There’s still Covid19 and in its new form, the omicron variant.

The logical question to ask is why aren’t we afraid?

If not of the new omicron variant of Covid-19, why aren’t we afraid of the government declared curfew and permanent closure of bars that has lasted almost two years?

The answer is simple; ‘We are the miyaayu’!

If you want to fully understand Uganda, forget what you’ve read in the papers or what you’ve heard from tour operators, the country is well enmeshed and explained in the songs that Ugandans choose to listen to.

At the start of the COVID19 pandemic, a young man famed as Mudra D’ Viral released a hit song titled ‘Muyaayu’. It went far and wide. It was received in ‘closed bars’, on house living rooms, at market stalls and dare I say on some pulpits.

The word ‘Muyaayu’ itself betrayed the good mannered way we like to look at ourselves. Muyaayu is a Luganda word for ‘stray cat’. It is also a round descriptive word for the mannerisms that stray cats come with; recklessness, indifference, off-the-edge adventure and most importantly, unruliness.

Muyayu, as a song, did well with Ugandan audiences because, for once, here was a song that was saying out loud what we all liked to whisper in ears of our neighbours; that married men were spending hefty amounts of money in hotels, that people were conspiring every day to rob the system through fake patronage, that a lot of relationships revolved around love – oh wait, not that – money!

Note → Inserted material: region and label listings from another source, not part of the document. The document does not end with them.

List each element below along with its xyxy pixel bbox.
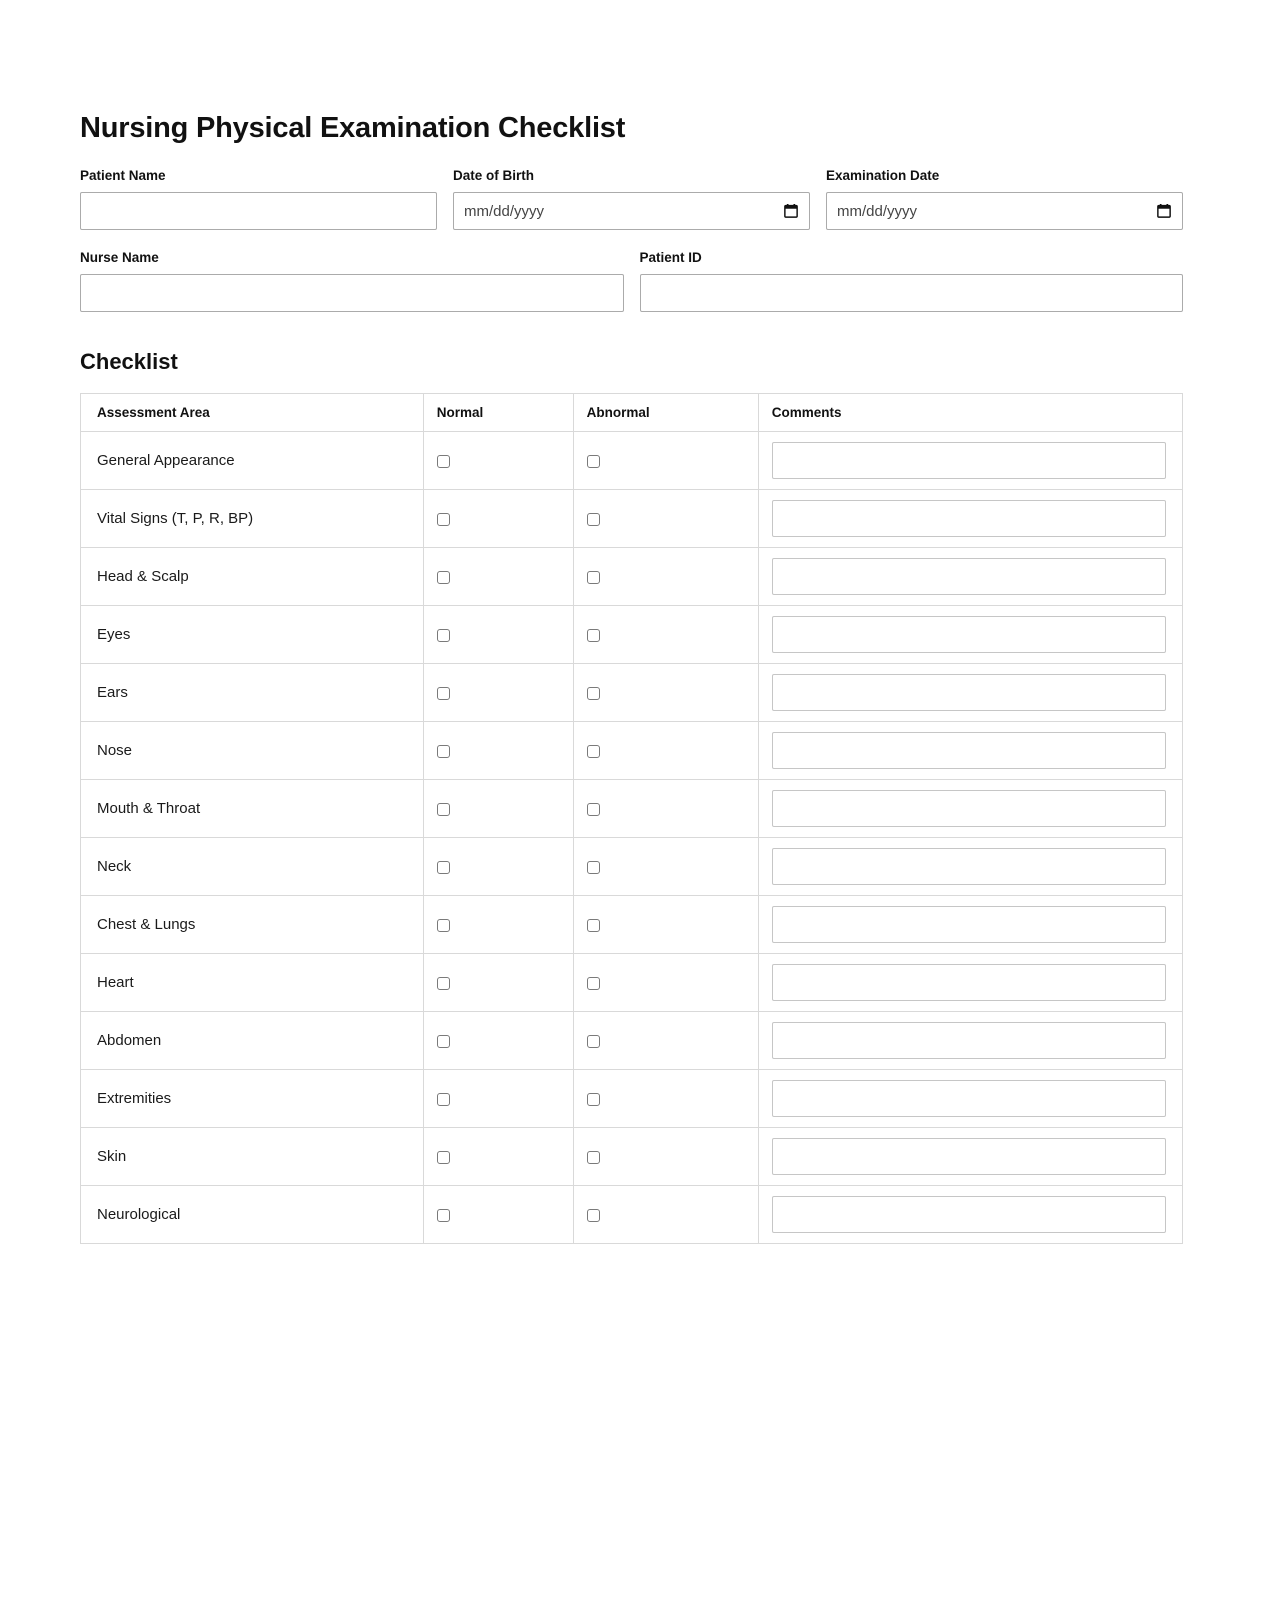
patient-info-row-2 <box>80 251 1183 312</box>
comment-input[interactable] <box>772 558 1166 595</box>
comment-input[interactable] <box>772 732 1166 769</box>
abnormal-cell <box>573 606 758 664</box>
nurse-name-label: Nurse Name <box>80 250 159 266</box>
table-row <box>81 664 1183 722</box>
examination-date-input[interactable] <box>826 192 1183 230</box>
normal-cell <box>423 548 573 606</box>
abnormal-cell <box>573 722 758 780</box>
column-header-comments: Comments <box>758 394 1182 432</box>
assessment-area-label: Chest & Lungs <box>81 896 424 954</box>
column-header-normal: Normal <box>423 394 573 432</box>
normal-cell <box>423 954 573 1012</box>
column-header-abnormal: Abnormal <box>573 394 758 432</box>
table-row <box>81 432 1183 490</box>
abnormal-cell <box>573 1186 758 1244</box>
normal-cell <box>423 1070 573 1128</box>
abnormal-checkbox[interactable] <box>587 803 600 816</box>
abnormal-checkbox[interactable] <box>587 919 600 932</box>
examination-date-field-group <box>826 169 1183 230</box>
assessment-area-label: Neck <box>81 838 424 896</box>
normal-cell <box>423 838 573 896</box>
comment-input[interactable] <box>772 848 1166 885</box>
assessment-area-label: Ears <box>81 664 424 722</box>
comment-cell <box>758 896 1182 954</box>
abnormal-checkbox[interactable] <box>587 571 600 584</box>
patient-id-label: Patient ID <box>639 250 702 266</box>
normal-cell <box>423 432 573 490</box>
abnormal-cell <box>573 1012 758 1070</box>
normal-cell <box>423 606 573 664</box>
table-row <box>81 1070 1183 1128</box>
normal-checkbox[interactable] <box>437 977 450 990</box>
assessment-area-label: Eyes <box>81 606 424 664</box>
patient-info-row-1 <box>80 169 1183 230</box>
abnormal-checkbox[interactable] <box>587 745 600 758</box>
abnormal-cell <box>573 1128 758 1186</box>
normal-checkbox[interactable] <box>437 1035 450 1048</box>
comment-cell <box>758 432 1182 490</box>
table-row <box>81 1128 1183 1186</box>
comment-input[interactable] <box>772 790 1166 827</box>
normal-cell <box>423 490 573 548</box>
comment-input[interactable] <box>772 1138 1166 1175</box>
abnormal-cell <box>573 896 758 954</box>
comment-input[interactable] <box>772 1022 1166 1059</box>
date-of-birth-label: Date of Birth <box>453 168 534 184</box>
abnormal-cell <box>573 432 758 490</box>
checklist-heading: Checklist <box>80 349 178 375</box>
comment-input[interactable] <box>772 1080 1166 1117</box>
table-row <box>81 1186 1183 1244</box>
assessment-area-label: Nose <box>81 722 424 780</box>
table-row <box>81 954 1183 1012</box>
comment-cell <box>758 838 1182 896</box>
normal-checkbox[interactable] <box>437 745 450 758</box>
page-title: Nursing Physical Examination Checklist <box>80 112 626 144</box>
abnormal-cell <box>573 954 758 1012</box>
assessment-area-label: Neurological <box>81 1186 424 1244</box>
comment-cell <box>758 780 1182 838</box>
abnormal-checkbox[interactable] <box>587 1209 600 1222</box>
comment-cell <box>758 664 1182 722</box>
normal-cell <box>423 1012 573 1070</box>
comment-input[interactable] <box>772 674 1166 711</box>
abnormal-cell <box>573 548 758 606</box>
abnormal-checkbox[interactable] <box>587 687 600 700</box>
normal-checkbox[interactable] <box>437 861 450 874</box>
comment-input[interactable] <box>772 616 1166 653</box>
abnormal-checkbox[interactable] <box>587 861 600 874</box>
abnormal-checkbox[interactable] <box>587 977 600 990</box>
comment-cell <box>758 1070 1182 1128</box>
examination-date-label: Examination Date <box>826 168 940 184</box>
table-row <box>81 606 1183 664</box>
comment-input[interactable] <box>772 906 1166 943</box>
table-row <box>81 896 1183 954</box>
assessment-area-label: Mouth & Throat <box>81 780 424 838</box>
normal-cell <box>423 896 573 954</box>
assessment-area-label: Abdomen <box>81 1012 424 1070</box>
comment-cell <box>758 606 1182 664</box>
abnormal-checkbox[interactable] <box>587 1093 600 1106</box>
comment-cell <box>758 548 1182 606</box>
normal-checkbox[interactable] <box>437 571 450 584</box>
assessment-area-label: Heart <box>81 954 424 1012</box>
abnormal-checkbox[interactable] <box>587 1035 600 1048</box>
abnormal-cell <box>573 780 758 838</box>
normal-cell <box>423 722 573 780</box>
normal-cell <box>423 664 573 722</box>
comment-cell <box>758 954 1182 1012</box>
table-row <box>81 1012 1183 1070</box>
table-row <box>81 780 1183 838</box>
patient-name-field-group <box>80 169 437 230</box>
abnormal-cell <box>573 1070 758 1128</box>
column-header-assessment-area: Assessment Area <box>81 394 424 432</box>
normal-cell <box>423 1186 573 1244</box>
normal-checkbox[interactable] <box>437 513 450 526</box>
comment-cell <box>758 722 1182 780</box>
normal-cell <box>423 1128 573 1186</box>
checklist-table <box>80 393 1183 1244</box>
comment-input[interactable] <box>772 500 1166 537</box>
assessment-area-label: Extremities <box>81 1070 424 1128</box>
assessment-area-label: Vital Signs (T, P, R, BP) <box>81 490 424 548</box>
normal-checkbox[interactable] <box>437 687 450 700</box>
normal-checkbox[interactable] <box>437 919 450 932</box>
comment-input[interactable] <box>772 964 1166 1001</box>
comment-cell <box>758 1186 1182 1244</box>
abnormal-checkbox[interactable] <box>587 629 600 642</box>
patient-name-label: Patient Name <box>80 168 166 184</box>
abnormal-checkbox[interactable] <box>587 513 600 526</box>
normal-checkbox[interactable] <box>437 803 450 816</box>
comment-cell <box>758 1012 1182 1070</box>
normal-checkbox[interactable] <box>437 1151 450 1164</box>
comment-input[interactable] <box>772 1196 1166 1233</box>
table-row <box>81 722 1183 780</box>
checklist-header-row <box>81 394 1183 432</box>
nurse-name-field-group <box>80 251 624 312</box>
assessment-area-label: Skin <box>81 1128 424 1186</box>
abnormal-checkbox[interactable] <box>587 1151 600 1164</box>
assessment-area-label: General Appearance <box>81 432 424 490</box>
normal-checkbox[interactable] <box>437 1209 450 1222</box>
abnormal-cell <box>573 838 758 896</box>
abnormal-checkbox[interactable] <box>587 455 600 468</box>
patient-info-section <box>80 169 1183 312</box>
table-row <box>81 838 1183 896</box>
comment-cell <box>758 490 1182 548</box>
date-of-birth-input[interactable] <box>453 192 810 230</box>
nurse-name-input[interactable] <box>80 274 624 312</box>
abnormal-cell <box>573 664 758 722</box>
normal-cell <box>423 780 573 838</box>
date-of-birth-field-group <box>453 169 810 230</box>
patient-id-field-group <box>640 251 1184 312</box>
comment-cell <box>758 1128 1182 1186</box>
table-row <box>81 490 1183 548</box>
assessment-area-label: Head & Scalp <box>81 548 424 606</box>
normal-checkbox[interactable] <box>437 629 450 642</box>
patient-name-input[interactable] <box>80 192 437 230</box>
abnormal-cell <box>573 490 758 548</box>
patient-id-input[interactable] <box>640 274 1184 312</box>
table-row <box>81 548 1183 606</box>
normal-checkbox[interactable] <box>437 455 450 468</box>
normal-checkbox[interactable] <box>437 1093 450 1106</box>
comment-input[interactable] <box>772 442 1166 479</box>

This stray cat behavior for many Ugandans is a combined result of years of misrule and general societal breakdown – not specific to Uganda alone.

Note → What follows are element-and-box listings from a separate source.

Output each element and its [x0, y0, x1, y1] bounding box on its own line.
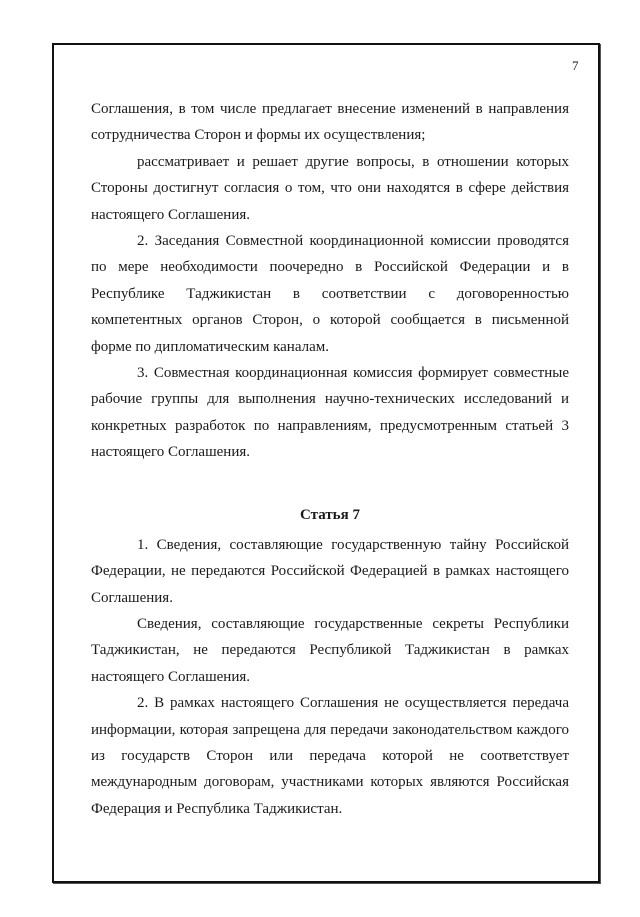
- paragraph-other-questions: рассматривает и решает другие вопросы, в отношении которых Стороны достигнут согласия о том, что они находятся в сфере действия настоящего Соглашения.: [91, 153, 569, 223]
- article-title: Статья 7: [300, 506, 360, 523]
- paragraph-continuation: Соглашения, в том числе предлагает внесение изменений в направления сотрудничества Сторон и формы их осуществления;: [91, 101, 569, 144]
- article-paragraph-2: Сведения, составляющие государственные секреты Республики Таджикистан, не передаются Республикой Таджикистан в рамках настоящего Соглашения.: [91, 615, 569, 685]
- paragraph-meetings: 2. Заседания Совместной координационной комиссии проводятся по мере необходимости поочередно в Российской Федерации и в Республике Таджикистан в соответствии с договоренностью компетентных органов Сторон, о которой сообщается в письменной форме по дипломатическим каналам.: [91, 233, 569, 355]
- article-paragraph-1: 1. Сведения, составляющие государственную тайну Российской Федерации, не передаются Российской Федерацией в рамках настоящего Соглашения.: [91, 536, 569, 606]
- document-body: [91, 96, 569, 822]
- paragraph-working-groups: 3. Совместная координационная комиссия формирует совместные рабочие группы для выполнения научно-технических исследований и конкретных разработок по направлениям, предусмотренным статьей 3 настоящего Соглашения.: [91, 365, 569, 461]
- article-paragraph-3: 2. В рамках настоящего Соглашения не осуществляется передача информации, которая запрещена для передачи законодательством каждого из государств Сторон или передача которой не соответствует международным договорам, участниками которых являются Российская Федерация и Республика Таджикистан.: [91, 695, 569, 817]
- page-number: 7: [572, 58, 579, 73]
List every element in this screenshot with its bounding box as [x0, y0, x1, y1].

Something about society has given way that is so irretrievable. It’s inexplicable in any real terms but it is a fundamental part of the social contract. In this household of Uganda, many Ugandans are the stray cat, often returning to steal the milk set aside for the house cats yet not enduring the hard days’ work.

The stray cats have learnt there exists better fortune living on the edge and outside of the fence that it has become inconvincible to settle for the home. The stray cat behaviour manifests on our roads, where, when the traffic holds up for even a giffy, theres no business playing by the rules, we create a second lane or tag at the tail of a convoy – and aren’t those far too many?

It also manifests in the political leadership who, upon seeing the works of their hands in creating the state, realise it is far too dysfunctional that they take their children to schools outside the country, buy apartments in better organized countries and spend a fortune creating a luxury in-house to avoid any real cost.

The problem with the stray cat is that one day, its luck runs out – it has eaten from garbage bins that corrode its intestines, made enemies with many cats – most of them domestic, it’s unkempt and unwashed and undesirable amongst the good ones that any contact with the real world will leave it beaten to a pulp or killed instantly.

We are the miyaayu, but the miyaayu die too soon – or live a largely abandoned life – and that’s no way to live!